O ministro do Trabalho e Emprego, Luiz Marinho, recebeu nesta terça-feira (11) representantes da Federação Nacional dos Jornalistas (Fenaj) para debater a regulamentação da Lei nº 15.325, de 6 de janeiro de 2026, que institui a profissão de trabalhador multimídia.
Durante o encontro, os representantes da Fenaj expressaram preocupação com a possível sobreposição entre as atribuições do trabalhador multimídia e as atividades já desempenhadas por jornalistas. “Boa parte das atividades descritas na lei já é exercida por jornalistas. Essa sobreposição pode levar à precarização da profissão”, argumentou a primeira-secretária da Fenaj, Renata Maffezoli.

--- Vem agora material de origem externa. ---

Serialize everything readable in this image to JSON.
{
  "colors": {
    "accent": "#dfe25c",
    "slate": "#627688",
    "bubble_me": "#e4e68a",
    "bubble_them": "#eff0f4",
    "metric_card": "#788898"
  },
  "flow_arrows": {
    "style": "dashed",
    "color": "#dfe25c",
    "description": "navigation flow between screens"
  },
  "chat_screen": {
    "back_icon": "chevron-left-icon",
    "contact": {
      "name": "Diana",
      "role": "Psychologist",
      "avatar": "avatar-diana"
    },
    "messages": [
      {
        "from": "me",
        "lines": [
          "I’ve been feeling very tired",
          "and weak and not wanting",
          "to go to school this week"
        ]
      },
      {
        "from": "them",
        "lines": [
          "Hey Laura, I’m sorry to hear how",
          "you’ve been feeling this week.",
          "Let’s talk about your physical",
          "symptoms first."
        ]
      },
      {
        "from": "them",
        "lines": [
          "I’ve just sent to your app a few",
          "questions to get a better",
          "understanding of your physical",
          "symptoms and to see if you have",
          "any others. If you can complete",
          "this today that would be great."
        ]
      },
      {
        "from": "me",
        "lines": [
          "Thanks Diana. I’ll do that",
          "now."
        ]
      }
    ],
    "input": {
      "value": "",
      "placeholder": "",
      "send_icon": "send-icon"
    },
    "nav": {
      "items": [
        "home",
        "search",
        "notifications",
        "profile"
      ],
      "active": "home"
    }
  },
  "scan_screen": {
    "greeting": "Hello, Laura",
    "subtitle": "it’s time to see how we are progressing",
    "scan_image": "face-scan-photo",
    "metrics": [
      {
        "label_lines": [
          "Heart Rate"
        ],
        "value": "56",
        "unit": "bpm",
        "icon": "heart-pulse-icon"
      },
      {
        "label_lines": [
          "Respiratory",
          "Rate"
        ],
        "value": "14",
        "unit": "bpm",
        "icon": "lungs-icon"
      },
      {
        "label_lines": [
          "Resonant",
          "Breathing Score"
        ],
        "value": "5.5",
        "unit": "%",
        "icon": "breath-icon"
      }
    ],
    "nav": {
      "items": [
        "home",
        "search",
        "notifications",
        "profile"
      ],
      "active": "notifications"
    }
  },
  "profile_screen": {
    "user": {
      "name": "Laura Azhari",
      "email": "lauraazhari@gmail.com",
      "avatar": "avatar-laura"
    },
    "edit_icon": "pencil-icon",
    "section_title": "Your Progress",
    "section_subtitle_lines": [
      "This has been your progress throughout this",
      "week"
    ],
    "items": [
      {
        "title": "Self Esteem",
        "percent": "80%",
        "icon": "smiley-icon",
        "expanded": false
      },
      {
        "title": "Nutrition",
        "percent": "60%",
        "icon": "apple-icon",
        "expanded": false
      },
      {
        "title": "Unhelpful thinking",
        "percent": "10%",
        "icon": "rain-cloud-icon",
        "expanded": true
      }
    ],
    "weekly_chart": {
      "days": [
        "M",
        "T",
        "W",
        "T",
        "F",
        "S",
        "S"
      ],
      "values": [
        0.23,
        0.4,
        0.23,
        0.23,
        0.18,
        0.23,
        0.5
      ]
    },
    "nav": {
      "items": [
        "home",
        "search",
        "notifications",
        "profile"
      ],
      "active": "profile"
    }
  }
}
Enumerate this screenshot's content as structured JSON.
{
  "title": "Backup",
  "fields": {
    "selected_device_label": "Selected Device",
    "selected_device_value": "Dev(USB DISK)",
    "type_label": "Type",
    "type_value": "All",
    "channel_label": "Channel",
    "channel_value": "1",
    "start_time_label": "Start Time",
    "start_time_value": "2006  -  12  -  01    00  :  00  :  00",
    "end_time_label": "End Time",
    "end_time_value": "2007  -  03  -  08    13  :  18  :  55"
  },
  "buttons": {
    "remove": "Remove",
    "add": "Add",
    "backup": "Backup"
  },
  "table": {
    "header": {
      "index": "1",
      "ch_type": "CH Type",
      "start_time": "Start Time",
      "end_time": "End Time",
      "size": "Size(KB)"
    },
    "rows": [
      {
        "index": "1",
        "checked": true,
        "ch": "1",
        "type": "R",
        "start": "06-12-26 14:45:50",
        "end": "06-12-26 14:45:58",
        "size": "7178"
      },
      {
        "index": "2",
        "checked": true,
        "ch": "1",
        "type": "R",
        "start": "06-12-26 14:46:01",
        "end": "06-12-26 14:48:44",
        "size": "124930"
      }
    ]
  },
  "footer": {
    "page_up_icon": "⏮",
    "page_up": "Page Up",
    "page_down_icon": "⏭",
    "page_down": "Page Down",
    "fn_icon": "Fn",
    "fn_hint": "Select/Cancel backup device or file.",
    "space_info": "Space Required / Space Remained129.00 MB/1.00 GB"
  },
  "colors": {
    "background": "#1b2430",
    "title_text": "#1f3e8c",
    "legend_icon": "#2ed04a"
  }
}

O ministro explicou que o processo de regulamentação já está em discussão nas equipes técnicas do Ministério do Trabalho e Emprego (MTE). “Todas as categorias profissionais estarão protegidas”, ressaltou Luiz Marinho. Ele propôs a criação de uma mesa de covalidação, com representantes de trabalhadores, empregadores e entidades sindicais, para definir claramente as atribuições e codificações de cada categoria profissional. A partir desse diálogo, o MTE elaborará uma proposta de regulamentação.
Em estudo preliminar, o MTE identificou sobreposições de atividades em 50 ocupações da Classificação Brasileira de Ocupações (CBO), distribuídas em 12 famílias ocupacionais. “A profissão de trabalhador multimídia tem caráter transversal, o que pode gerar conflitos de atribuições com categorias já consolidadas”, destacou a subsecretária de Estatísticas e Estudos do Trabalho, Paula Montagner.
A secretária-executiva adjunta, Luciana Vasconcelos Nakamura, reforçou o compromisso do Ministério com uma regulamentação equilibrada e responsável, assegurando a proteção de direitos sem comprometer a liberdade profissional.